Parallèlement, nous avons lancé, en collaboration avec nos partenaires de l'Union européenne et le Danemark, il y a quelques semaines, un projet de relance économique dans le Sud et la Békaa, visant à répondre aux besoins des zones qui accueillent un grand nombre de déplacés.
Excellence Monsieur le Ministre, Mesdames et Messieurs,
L'année dernière, j'ai exprimé mon espoir d'un nouveau départ. Cet espoir est toujours présent, tous ces acteurs nous prouvent la force de l'unité. Oui, les divisions existent, et la guerre les a approfondies. Mais je reste convaincu que les Libanais sont capables de se rassembler autour d'un projet fédérateur. Et ce projet est celui d'un Liban souverain, où aucune partie de son territoire ne reste occupée, et d'un État qui détient seul le monopole des armes.
Les autorités libanaises ont choisi une voie de sortie de la guerre, et nous n'avons d'autre choix que de les soutenir dans cette voie, en tant qu'amis fidèles du Liban, car c'est leur choix libre et pris en toute volonté. Et la France, aux côtés de ses partenaires, est prête à les accompagner sur le chemin difficile qu'elles ont choisi, en entrant dans des négociations directes sous l'égide des États-Unis.
Mais il ne faut pas nous leurrer, les défis restent immenses.
Certains misent aujourd'hui sur des illusions de règlement du conflit qui pourraient conduire à un afflux d'argent sans qu'il soit nécessaire de mettre en œuvre les réformes nécessaires, notamment économiques et financières. Cependant, le président de la République et le gouvernement affirment constamment que ces réformes servent d'abord l'intérêt du Liban lui-même.

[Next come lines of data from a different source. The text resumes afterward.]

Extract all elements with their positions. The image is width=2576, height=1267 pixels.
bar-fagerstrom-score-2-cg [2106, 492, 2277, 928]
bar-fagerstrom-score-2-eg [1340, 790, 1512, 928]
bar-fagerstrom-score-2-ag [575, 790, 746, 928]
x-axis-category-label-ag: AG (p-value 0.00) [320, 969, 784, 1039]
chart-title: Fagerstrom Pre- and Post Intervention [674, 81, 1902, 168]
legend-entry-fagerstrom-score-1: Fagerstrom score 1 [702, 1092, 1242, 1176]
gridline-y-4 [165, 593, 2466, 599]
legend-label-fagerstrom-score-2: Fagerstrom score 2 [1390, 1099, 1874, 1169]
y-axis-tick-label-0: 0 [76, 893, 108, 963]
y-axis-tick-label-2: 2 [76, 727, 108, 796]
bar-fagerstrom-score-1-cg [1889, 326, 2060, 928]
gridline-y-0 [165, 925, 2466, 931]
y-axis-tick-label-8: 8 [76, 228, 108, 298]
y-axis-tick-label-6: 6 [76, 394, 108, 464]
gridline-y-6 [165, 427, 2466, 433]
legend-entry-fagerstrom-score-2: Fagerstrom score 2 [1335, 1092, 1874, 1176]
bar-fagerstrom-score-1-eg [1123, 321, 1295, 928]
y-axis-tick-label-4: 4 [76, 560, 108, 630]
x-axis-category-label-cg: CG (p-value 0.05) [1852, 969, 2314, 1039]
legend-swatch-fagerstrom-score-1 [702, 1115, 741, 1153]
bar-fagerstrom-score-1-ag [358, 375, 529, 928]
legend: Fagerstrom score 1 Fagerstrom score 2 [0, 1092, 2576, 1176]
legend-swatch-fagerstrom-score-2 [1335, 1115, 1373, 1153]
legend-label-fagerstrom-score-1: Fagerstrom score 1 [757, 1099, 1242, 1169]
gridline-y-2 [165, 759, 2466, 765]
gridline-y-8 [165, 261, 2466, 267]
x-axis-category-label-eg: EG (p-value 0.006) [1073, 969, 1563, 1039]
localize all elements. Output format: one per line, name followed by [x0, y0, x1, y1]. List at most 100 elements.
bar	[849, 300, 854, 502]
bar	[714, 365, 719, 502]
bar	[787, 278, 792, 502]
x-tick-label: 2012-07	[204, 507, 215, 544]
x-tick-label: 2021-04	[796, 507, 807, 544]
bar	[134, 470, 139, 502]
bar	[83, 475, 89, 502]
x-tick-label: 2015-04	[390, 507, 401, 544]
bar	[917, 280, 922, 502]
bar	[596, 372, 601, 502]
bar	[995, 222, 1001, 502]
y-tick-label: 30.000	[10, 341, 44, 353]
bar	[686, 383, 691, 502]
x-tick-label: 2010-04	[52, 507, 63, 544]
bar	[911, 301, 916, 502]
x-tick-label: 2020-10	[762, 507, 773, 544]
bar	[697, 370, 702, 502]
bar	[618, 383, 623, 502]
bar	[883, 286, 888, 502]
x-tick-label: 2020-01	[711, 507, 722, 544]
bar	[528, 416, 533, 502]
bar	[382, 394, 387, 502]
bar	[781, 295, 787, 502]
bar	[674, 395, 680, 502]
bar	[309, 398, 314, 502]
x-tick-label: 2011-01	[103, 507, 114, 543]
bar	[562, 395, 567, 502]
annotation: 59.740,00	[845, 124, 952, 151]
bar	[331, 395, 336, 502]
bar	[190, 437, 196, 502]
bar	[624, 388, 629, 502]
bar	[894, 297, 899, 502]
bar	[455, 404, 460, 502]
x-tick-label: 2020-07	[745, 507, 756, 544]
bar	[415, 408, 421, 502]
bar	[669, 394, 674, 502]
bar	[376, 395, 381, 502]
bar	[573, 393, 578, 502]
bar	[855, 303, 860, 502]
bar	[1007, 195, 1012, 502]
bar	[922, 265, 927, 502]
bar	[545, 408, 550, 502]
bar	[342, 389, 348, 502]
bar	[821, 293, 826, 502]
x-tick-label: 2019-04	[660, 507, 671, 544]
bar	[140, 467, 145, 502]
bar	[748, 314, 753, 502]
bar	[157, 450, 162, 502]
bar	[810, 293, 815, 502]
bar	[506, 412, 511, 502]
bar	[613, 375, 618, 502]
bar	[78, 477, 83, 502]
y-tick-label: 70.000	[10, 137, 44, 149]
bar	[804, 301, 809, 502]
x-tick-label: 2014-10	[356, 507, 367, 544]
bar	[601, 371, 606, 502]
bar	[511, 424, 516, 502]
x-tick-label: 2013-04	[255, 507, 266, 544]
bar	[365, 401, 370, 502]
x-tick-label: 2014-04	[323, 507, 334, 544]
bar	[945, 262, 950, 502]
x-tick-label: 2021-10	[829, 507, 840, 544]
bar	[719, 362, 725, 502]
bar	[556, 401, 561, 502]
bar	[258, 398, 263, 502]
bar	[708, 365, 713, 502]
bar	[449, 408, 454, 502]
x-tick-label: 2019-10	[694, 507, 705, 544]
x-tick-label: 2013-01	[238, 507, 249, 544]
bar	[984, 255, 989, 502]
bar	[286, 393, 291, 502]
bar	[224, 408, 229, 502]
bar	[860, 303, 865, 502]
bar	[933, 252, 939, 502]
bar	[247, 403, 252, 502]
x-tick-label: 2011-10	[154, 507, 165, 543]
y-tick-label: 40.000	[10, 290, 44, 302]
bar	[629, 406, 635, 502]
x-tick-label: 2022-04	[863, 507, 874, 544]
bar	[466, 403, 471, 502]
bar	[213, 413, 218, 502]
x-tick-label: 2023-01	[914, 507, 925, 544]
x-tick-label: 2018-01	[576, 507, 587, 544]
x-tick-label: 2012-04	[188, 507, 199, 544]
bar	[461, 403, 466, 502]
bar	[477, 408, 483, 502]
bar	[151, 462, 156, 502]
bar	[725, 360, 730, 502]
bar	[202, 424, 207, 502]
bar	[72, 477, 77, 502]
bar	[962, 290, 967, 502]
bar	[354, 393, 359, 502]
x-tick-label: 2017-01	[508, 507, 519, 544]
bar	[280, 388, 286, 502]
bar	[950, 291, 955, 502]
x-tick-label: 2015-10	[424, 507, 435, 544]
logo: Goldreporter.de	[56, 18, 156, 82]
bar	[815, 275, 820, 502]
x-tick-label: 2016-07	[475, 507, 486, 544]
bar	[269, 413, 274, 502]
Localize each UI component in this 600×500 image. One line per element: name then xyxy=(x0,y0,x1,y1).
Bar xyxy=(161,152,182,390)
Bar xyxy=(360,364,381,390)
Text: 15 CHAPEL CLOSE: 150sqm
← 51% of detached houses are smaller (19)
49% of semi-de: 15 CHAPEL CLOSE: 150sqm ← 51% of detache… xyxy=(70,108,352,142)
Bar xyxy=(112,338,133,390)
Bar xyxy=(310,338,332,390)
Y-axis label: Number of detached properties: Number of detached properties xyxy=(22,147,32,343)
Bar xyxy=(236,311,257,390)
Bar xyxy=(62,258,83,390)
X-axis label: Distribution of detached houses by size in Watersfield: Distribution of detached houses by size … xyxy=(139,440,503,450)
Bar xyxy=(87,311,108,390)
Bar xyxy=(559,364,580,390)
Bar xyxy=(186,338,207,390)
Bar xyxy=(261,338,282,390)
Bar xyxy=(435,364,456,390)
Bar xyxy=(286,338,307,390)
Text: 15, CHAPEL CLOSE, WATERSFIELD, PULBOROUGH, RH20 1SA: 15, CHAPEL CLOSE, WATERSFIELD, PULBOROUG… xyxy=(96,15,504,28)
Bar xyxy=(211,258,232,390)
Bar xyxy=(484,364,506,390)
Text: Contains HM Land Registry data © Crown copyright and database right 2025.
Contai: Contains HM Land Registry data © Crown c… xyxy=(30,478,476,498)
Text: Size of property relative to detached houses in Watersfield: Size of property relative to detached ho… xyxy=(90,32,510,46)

C'est pourquoi la France continuera son engagement total à soutenir le redressement économique du Liban, un redressement qui passe par la restructuration du secteur bancaire, sept ans après la crise qui l'a frappé, et l'adoption d'un programme de réformes soutenu par le Fonds monétaire international et attendu par les Libanais.
Et alors que la région se prépare à s'adapter à la nouvelle équation imposée par la crise autour du détroit d'Ormuz, et avec le retour de la Syrie dans les équations d'équilibre régional, il est temps que le Liban, à son tour, se prépare à démarrer.
Je ne manque pas de réaffirmer une fois de plus ici l'importance de la réforme de la justice, en tant que condition essentielle pour renforcer l'État de droit. Nous continuerons, dans ce cadre, à soutenir le secteur de la justice et l'État de droit, notamment en contribuant à la formation des juges.
Et j'espère que l'enquête sur l'explosion du port de Beyrouth parviendra enfin à son terme cette année. Il est temps que les familles des victimes obtiennent des réponses.
Oui, la France restera aux côtés du Liban, et dans tous les domaines.
Et alors que ma mission au Liban touche à sa fin, je peux témoigner que la France, aux côtés de ses partenaires de l'Union européenne, dont il faut enfin reconnaître le rôle central dans le maintien de la stabilité de ce pays, n'a ménagé aucun effort et a toujours été présente, que ce soit en temps de crise ou en temps de guerre.
Et cela est aussi dû au travail collectif de 'l'Équipe France', que j'ai eu l'honneur de diriger, et je tiens à exprimer devant vous ma profonde gratitude à tous ses membres, avec un mot de remerciement spécial au personnel du Palais de l'Industrie qui nous a accompagnés durant ces trois années riches.
Ce soir, une autre équipe française tentera d'atteindre la finale, et quel que soit le résultat, elle nous a déjà donné l'occasion de rêver, tout comme nous pouvons continuer à rêver d'un Liban en paix, tourné avec confiance vers un avenir meilleur pour sa magnifique jeunesse.
Nous resterons à vos côtés, n'en doutez pas.
Vive la France, vive le Liban, et vive l'amitié franco-libanaise".